İçinde muhtemelen kişi hayatın anlamını kendi belirler tarzı bir şeyler yazıyordur. Bu doğru ve eksik. Eksik kısmı kendi belirler dediğimizdeki kendinin de sınıfsal bir kendi olması.

İnsanlar statü meraklısı canlılar. Paranın bile temel ihtiyaçları karşıladıktan sonraki gayesi statü. Bir milyon dolarla on milyon dolar kazanan insanların yaşam tarzları benzer olsa bile bir statü farkı var. Bunu görmezden gelip hayatın anlamı falan filan diye konuşmanın anlamı yok. Anlamın sınıfsal olduğunu ve bazı sınıflara muteber gelen anlamın, diğer bazı sınıflara komik geldiğini görmeden hayatın anlamı hakkında konuşmak saçmalamaya dönüşüyor.

Bu saçmalamaya çok rastlıyorum. Bir noktada elimizden gelen şimdilik budur manasında benim de fikrim bulunduğun şartlarda mümkün mertebe bardağı dolu, hayatı anlamlı görmek ama bunu para karşılığı tedavüle sokunca anlamı farklı oluyor. Oturun, işinize bakın, verginizi verin ve alın size hayatın anlamı.

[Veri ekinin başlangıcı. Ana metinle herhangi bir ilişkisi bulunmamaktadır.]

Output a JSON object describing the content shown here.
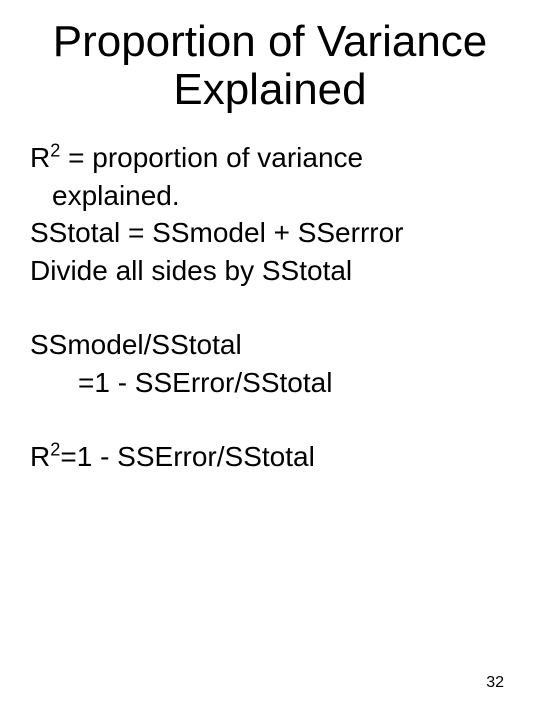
{
  "title_line1": "Proportion of Variance",
  "title_line2": "Explained",
  "para1_prefix": "R",
  "para1_sup": "2",
  "para1_rest": " =  proportion of variance",
  "para1_cont": "explained.",
  "line_sstotal": "SStotal = SSmodel + SSerrror",
  "line_divide": "Divide all sides by SStotal",
  "line_ratio1": "SSmodel/SStotal",
  "line_ratio2": "=1 -  SSError/SStotal",
  "final_prefix": "R",
  "final_sup": "2",
  "final_rest": "=1 -  SSError/SStotal",
  "page_number": "32"
}
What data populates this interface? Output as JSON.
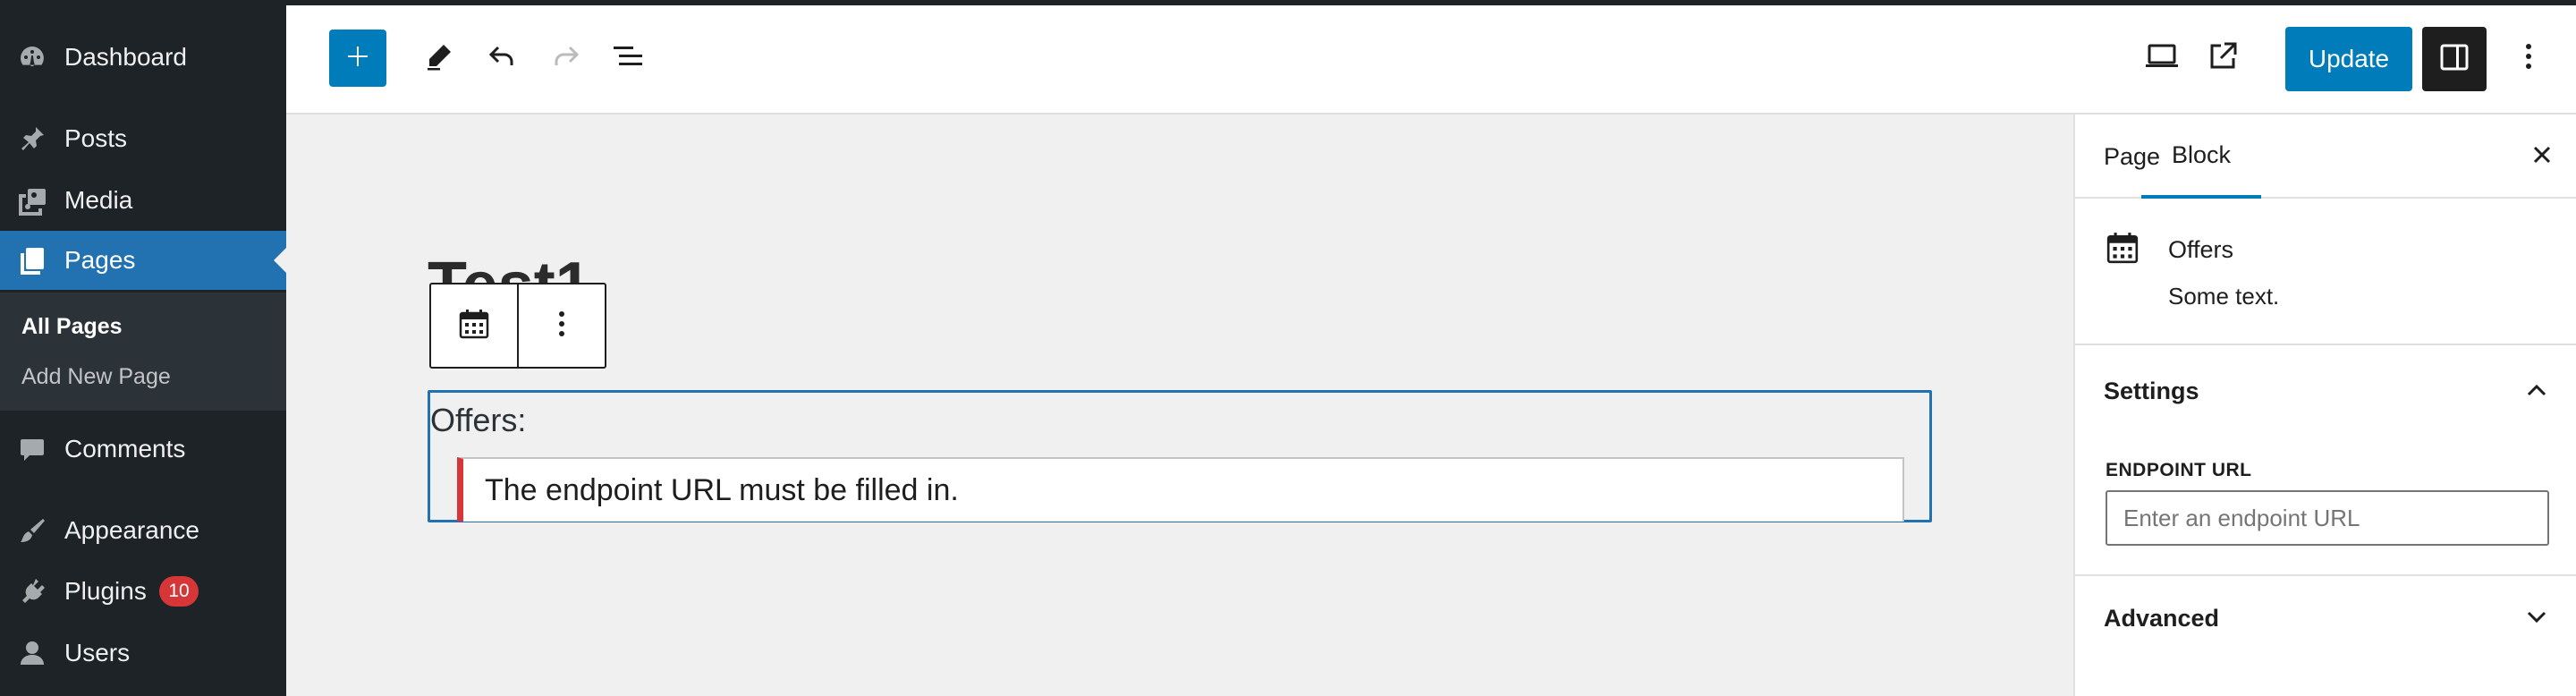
{
  "admin_menu": {
    "items": [
      {
        "label": "Dashboard",
        "icon": "dashboard-icon"
      },
      {
        "label": "Posts",
        "icon": "pin-icon"
      },
      {
        "label": "Media",
        "icon": "media-icon"
      },
      {
        "label": "Pages",
        "icon": "pages-icon",
        "active": true
      },
      {
        "label": "Comments",
        "icon": "comment-icon"
      },
      {
        "label": "Appearance",
        "icon": "brush-icon"
      },
      {
        "label": "Plugins",
        "icon": "plugin-icon",
        "badge": "10"
      },
      {
        "label": "Users",
        "icon": "user-icon"
      }
    ],
    "submenu": [
      {
        "label": "All Pages",
        "current": true
      },
      {
        "label": "Add New Page"
      }
    ]
  },
  "header": {
    "inserter_icon": "plus-icon",
    "tools_icon": "pencil-icon",
    "undo_icon": "undo-icon",
    "redo_icon": "redo-icon",
    "list_view_icon": "list-view-icon",
    "preview_icon": "laptop-icon",
    "view_page_icon": "external-link-icon",
    "update_label": "Update",
    "settings_icon": "sidebar-icon",
    "options_icon": "more-vertical-icon"
  },
  "canvas": {
    "page_title": "Test1",
    "block_label": "Offers:",
    "notice": "The endpoint URL must be filled in."
  },
  "inspector": {
    "tabs": [
      "Page",
      "Block"
    ],
    "active_tab": "Block",
    "block_card": {
      "title": "Offers",
      "description": "Some text.",
      "icon": "calendar-icon"
    },
    "settings": {
      "title": "Settings",
      "field_label": "ENDPOINT URL",
      "field_placeholder": "Enter an endpoint URL",
      "field_value": ""
    },
    "advanced": {
      "title": "Advanced"
    }
  },
  "colors": {
    "admin_bg": "#1d2327",
    "admin_submenu_bg": "#2c3338",
    "accent": "#007cba",
    "active_menu": "#2271b1",
    "error": "#d63638",
    "canvas_bg": "#f0f0f0"
  }
}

Dünyanın adaletsiz bir yer olduğunu ve anlamın da bu adaletsizliği en azından görmezden gelmemesi gerektiğini söylemek haddizatında çok sönükken, artık devrimci bir duruş sayılmaya başladı. Hayatın anlamı onu ne için feda edebileceğindir. Kendini boş masallar için mi, ebedi adalet için mi feda edersin?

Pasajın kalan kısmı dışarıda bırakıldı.